Uiteindelijk heeft de Raad van State het hoger beroep ongegrond verklaard en de uitspraak van de rechtbank bevestigd. Er was geen aanleiding voor een proceskostenveroordeling. De uitspraak werd gedaan in naam der Koningin en openbaar uitgesproken op 29 april 2003.

Uitspraak

200204262/1.
Datum uitspraak: 29 april 2003
AFDELING
BESTUURSRECHTSPRAAK
Uitspraak op het hoger beroep van:
[appellant], wonend te [woonplaats]
tegen de uitspraak van de rechtbank te Zwolle van 27 juni 2002 in het geding tussen:
appellant
en
het college van gedeputeerde staten van Overijssel.
1. Procesverloop
Bij besluit van 21 december 2000 heeft het algemeen bestuur van het Waterschap Groot Salland wijzigingen van de Keur Waterschap Groot Salland 1997 (hierna: de keur) vastgesteld.
Bij besluit van 27 september 2001 heeft het college van gedeputeerde staten van Overijssel (hierna: het college) het daartegen door appellant ingestelde administratief beroep ongegrond verklaard.
Bij uitspraak van 27 juni 2002, verzonden op dezelfde dag, heeft de rechtbank te Zwolle (hierna: de rechtbank) het daartegen door appellant ingestelde beroep ongegrond verklaard. Deze uitspraak is aangehecht.
Tegen deze uitspraak heeft appellant bij brief, bij de Raad van State ingekomen op 5 augustus 2002, hoger beroep ingesteld. Appellant heeft zijn hoger beroep aangevuld bij brief van 3 september 2002. Laatstgenoemde brief is aangehecht.
Bij brief van 1 oktober 2002 heeft het college een memorie van antwoord ingediend. Bij brief van dezelfde datum is van de zijde van het Waterschap Groot Salland (hierna: het Waterschap), dat op de voet van artikel 8:26 van de Algemene wet bestuursrecht als partij aan het geding deelneemt, medegedeeld dat het zich aansluit bij die memorie.
De zaak is door een meervoudige kamer van de Afdeling verwezen naar een enkelvoudige.
De Afdeling heeft de zaak ter zitting behandeld op 24 januari 2003, waar het college, vertegenwoordigd door B.M. Groenhof en H. Tienstra, beiden ambtenaar der provincie, en het Waterschap, vertegenwoordigd door J. Klooster, aldaar werkzaam, zijn verschenen.
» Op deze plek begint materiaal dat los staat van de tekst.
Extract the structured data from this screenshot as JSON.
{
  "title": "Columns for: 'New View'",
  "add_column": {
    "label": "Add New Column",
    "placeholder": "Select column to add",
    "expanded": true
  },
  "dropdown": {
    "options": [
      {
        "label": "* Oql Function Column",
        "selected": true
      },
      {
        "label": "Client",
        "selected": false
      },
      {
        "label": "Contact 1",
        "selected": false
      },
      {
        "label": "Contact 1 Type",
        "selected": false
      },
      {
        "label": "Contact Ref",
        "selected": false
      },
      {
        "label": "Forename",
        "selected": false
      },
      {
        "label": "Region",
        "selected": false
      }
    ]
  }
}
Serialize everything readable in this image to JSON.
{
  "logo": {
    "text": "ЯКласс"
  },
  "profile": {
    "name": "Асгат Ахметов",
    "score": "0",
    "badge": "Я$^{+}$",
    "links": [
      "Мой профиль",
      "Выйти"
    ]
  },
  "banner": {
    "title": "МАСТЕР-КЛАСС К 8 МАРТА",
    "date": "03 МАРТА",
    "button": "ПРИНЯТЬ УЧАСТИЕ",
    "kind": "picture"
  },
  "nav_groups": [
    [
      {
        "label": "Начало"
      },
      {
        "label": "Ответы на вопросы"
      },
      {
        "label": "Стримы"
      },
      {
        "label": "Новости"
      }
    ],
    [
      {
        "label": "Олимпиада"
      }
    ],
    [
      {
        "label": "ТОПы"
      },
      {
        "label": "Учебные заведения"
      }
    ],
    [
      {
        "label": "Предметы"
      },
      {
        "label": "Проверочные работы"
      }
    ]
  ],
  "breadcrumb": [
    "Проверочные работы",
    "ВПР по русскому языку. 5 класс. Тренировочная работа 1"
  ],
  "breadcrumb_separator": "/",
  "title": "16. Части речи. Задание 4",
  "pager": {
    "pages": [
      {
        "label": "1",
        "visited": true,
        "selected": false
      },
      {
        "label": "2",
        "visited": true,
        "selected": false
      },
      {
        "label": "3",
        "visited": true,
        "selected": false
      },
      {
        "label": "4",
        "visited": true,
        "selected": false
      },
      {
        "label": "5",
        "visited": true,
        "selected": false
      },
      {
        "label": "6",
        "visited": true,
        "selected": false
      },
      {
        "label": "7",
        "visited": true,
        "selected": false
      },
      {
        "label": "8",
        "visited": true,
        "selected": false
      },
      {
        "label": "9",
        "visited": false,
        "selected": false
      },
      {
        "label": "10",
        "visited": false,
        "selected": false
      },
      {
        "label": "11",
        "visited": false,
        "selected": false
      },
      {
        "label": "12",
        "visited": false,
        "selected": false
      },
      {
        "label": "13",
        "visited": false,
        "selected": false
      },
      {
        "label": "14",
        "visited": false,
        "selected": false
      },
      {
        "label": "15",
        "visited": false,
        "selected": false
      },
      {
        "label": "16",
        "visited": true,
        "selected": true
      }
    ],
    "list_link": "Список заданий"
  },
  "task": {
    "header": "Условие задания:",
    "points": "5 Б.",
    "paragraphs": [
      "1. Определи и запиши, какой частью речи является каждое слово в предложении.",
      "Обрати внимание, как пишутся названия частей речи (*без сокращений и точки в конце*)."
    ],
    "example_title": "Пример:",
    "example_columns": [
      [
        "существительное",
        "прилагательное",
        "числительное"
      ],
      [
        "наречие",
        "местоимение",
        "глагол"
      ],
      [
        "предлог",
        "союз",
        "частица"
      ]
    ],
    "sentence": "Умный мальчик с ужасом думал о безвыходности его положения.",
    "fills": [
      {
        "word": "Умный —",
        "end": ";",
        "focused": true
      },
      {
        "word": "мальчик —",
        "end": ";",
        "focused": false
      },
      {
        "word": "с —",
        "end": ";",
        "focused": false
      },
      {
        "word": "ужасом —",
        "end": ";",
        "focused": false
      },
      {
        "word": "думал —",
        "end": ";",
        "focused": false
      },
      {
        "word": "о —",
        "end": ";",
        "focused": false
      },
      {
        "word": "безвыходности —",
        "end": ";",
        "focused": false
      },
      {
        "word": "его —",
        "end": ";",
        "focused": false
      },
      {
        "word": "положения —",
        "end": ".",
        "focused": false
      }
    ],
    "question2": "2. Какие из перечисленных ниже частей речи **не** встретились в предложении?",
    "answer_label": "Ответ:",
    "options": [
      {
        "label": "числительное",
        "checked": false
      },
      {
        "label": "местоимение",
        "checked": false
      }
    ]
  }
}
Appellant is, zonder bericht van verhindering, niet verschenen.
2. Overwegingen
2.1. De wijziging van de keur is ingegeven door de ontwikkeling door het Waterschap van een beleid waarbij voor primaire en regionale waterkeringen wordt gestreefd naar natuurtechnisch beheer in die situaties waar de waterkeringen aansluiten bij de ecologische hoofdstructuur. Het betreft hier in ieder geval de dijken langs de IJssel, het Zwarte Water en de Vecht. Ter zitting is in dit verband nog toegelicht dat deze vorm van beheer uitsluitend op basis van vrijwilligheid geschiedt en dat, indien dit niet lukt, wordt teruggevallen op het waterstaatkundig beheer op grond van de keur.
2.2. Het hoger beroep heeft betrekking op de (gehandhaafde) wijziging van artikel 1.4, tweede lid, onder a, van de keur, waarbij de bestaande verplichting tot afrastering op tenminste 0,5 meter uit de teen van de waterkeringen wordt gewijzigd in een afrasteringsverplichting op 4 meter uit de teen, in verband met het beweidingsverbod op de waterkering en ter weerszijden binnen een strook van 4 meter uit de teen.
Voorts heeft het hoger beroep betrekking op de (gehandhaafde) wijziging van artikel 2.7, derde lid, aanhef en onder e, en de toevoeging onder i, van de keur welke respectievelijk inhouden een volledig bemestingsverbod en een verbod van gebruik van chemische bestrijdingsmiddelen, beide op nader door het dagelijks bestuur aan te wijzen waterkeringen.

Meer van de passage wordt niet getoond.